Spring 1995. How prescient for this year’s campaign as well.

Here’s a particularly telling pull quote:

“If the social safety net is removed, a violent reaction will follow. It will no longer be enough to blame the liberals; Jews will become the prime scapegoat.”. Here’s another quote: “We are now living a moment in American history when high-tech jobs are more available, but less secure, a time when opportunity for blue-collar workers is shrinking irreversibly. Not so very subtly, right-wing ideologues are already deflecting these angers at scapegoats — the black and the poor — suggesting that the chronic unemployed, recent immigrants, and welfare mothers are destroying the moral fabric of society and, because of their supposed innate intellectual inferiority, are undermining our nation’s economic future.”
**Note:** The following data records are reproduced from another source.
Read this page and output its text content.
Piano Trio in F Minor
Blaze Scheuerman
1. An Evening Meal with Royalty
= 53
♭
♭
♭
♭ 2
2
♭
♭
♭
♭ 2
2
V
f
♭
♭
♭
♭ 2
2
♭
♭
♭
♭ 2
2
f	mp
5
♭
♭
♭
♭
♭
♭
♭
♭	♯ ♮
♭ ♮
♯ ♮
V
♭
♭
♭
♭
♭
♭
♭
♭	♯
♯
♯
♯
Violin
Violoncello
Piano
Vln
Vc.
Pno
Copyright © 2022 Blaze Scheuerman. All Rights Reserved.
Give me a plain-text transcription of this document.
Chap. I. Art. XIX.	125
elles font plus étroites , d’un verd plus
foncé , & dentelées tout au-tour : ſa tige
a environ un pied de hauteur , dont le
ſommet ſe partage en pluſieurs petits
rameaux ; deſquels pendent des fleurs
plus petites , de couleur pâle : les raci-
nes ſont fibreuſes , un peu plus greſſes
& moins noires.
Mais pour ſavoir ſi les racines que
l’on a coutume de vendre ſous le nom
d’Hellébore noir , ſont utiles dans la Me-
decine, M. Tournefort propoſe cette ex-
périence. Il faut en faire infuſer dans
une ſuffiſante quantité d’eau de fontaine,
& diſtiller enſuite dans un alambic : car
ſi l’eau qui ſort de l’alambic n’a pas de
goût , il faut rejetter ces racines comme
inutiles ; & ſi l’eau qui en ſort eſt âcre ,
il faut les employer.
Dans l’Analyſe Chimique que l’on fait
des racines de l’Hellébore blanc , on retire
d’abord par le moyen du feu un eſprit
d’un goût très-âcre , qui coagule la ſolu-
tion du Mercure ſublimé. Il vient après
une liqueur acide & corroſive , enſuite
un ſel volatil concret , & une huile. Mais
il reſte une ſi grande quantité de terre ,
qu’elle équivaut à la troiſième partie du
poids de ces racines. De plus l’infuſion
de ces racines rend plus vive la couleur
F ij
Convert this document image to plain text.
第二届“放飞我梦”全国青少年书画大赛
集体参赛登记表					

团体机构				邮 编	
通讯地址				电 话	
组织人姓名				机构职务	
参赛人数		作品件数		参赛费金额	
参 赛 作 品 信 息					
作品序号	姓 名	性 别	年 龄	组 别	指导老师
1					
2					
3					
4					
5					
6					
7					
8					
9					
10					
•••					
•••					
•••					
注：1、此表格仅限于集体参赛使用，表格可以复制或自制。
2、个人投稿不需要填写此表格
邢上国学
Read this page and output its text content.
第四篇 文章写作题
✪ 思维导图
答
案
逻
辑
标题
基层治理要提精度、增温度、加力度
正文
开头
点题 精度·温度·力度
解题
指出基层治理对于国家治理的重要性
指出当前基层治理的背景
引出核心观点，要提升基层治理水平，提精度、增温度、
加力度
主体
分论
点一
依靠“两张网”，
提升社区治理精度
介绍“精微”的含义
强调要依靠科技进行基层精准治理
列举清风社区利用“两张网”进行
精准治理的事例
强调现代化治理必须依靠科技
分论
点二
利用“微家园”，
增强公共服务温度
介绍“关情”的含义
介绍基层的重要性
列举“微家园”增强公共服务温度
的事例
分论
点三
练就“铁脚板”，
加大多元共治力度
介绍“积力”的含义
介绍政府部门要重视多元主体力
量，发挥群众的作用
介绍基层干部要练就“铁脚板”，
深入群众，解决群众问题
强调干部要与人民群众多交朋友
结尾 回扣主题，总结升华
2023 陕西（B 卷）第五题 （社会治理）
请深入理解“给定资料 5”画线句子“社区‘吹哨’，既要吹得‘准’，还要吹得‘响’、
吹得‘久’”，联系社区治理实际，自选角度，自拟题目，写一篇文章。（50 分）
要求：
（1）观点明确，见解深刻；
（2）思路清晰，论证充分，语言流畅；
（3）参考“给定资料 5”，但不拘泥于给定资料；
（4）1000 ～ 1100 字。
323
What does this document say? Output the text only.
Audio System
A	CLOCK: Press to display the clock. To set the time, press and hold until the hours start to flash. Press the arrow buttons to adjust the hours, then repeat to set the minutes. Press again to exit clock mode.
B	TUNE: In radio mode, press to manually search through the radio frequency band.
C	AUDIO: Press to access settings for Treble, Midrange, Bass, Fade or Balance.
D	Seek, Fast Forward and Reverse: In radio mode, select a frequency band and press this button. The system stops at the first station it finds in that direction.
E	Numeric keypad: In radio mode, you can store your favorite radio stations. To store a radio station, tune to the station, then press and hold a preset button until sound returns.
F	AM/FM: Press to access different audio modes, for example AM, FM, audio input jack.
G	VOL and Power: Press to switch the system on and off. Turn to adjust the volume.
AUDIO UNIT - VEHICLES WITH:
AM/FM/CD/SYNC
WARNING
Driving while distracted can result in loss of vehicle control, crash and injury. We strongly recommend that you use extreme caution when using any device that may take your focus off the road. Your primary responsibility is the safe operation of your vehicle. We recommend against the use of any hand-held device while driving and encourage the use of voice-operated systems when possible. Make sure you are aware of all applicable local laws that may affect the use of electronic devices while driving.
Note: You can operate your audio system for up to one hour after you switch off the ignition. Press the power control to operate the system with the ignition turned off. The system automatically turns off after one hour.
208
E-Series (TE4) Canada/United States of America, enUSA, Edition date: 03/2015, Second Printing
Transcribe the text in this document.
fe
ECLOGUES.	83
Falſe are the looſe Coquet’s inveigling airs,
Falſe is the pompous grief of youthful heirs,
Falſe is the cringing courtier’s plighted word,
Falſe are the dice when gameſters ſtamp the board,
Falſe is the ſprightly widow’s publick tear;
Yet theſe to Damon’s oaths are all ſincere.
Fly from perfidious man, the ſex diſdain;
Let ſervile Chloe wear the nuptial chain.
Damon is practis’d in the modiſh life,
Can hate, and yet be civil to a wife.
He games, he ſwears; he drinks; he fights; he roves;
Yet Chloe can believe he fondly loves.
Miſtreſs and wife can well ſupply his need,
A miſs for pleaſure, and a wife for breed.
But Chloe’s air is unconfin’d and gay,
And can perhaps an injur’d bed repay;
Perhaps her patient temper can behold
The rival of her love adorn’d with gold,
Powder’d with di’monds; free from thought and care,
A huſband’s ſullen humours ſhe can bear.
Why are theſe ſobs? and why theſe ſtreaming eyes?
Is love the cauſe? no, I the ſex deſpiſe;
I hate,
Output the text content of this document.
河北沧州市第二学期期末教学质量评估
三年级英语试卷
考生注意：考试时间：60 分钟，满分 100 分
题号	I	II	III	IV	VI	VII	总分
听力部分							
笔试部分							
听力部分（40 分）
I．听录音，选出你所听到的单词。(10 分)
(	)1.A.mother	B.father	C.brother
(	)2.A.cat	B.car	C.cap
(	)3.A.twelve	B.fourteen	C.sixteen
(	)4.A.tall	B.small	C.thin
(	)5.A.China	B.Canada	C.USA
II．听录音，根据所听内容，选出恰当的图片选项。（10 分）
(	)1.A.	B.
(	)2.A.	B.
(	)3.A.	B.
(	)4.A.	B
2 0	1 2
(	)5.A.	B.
Here is another quote, again, very prescient:

“The conservatives have thrown an attack on multiculturalism into the mix to position themselves as defenders of traditional European civilization against the liberal commitment to multiculturalism. This makes most Jews uncomfortable, and even nervous. The conservative vision of American culture says to us that our Jewish heritage is outside a canon dominated by the writings of ancient Greeks and medieval and modern Christians. The rich will get richer through lowered taxes in revival of “trickle down” economics, and the sinking middle class will be told that punishing unwed mothers will satisfy their hungers. The move from crying out that liberalism and not injustice, is the enemy to shouting that the Jew, the outsider, is responsible for that injustice is a possibility that now seems nearer to the horizon.”

Alas, the issue is not online. I’ll have to scan it next week, and I’ll link it here. [ETA: Here’s a link to the issue, with Breger’s “No” first, followed by Hertzberg’s “Yes” and the RAC response.] But when others stress that Jews must vote with Trump because of his position on Israel, we must remember that as Jewish Americans — as American Jews — our vote is based more on one issue. We have seen the slips into antisemitism from the Trump campaign. We have also seen the campaign make its attacks on social justice. Progressive Judaism’s position is based on the social justice values that form one of the cores of our faith — the remembrance that, as Hertzberg put it, “Jews remember when they were poor and have sympathy for Americans who still are.” It is one of the many reasons why #ImWithHer and supporting Hillary.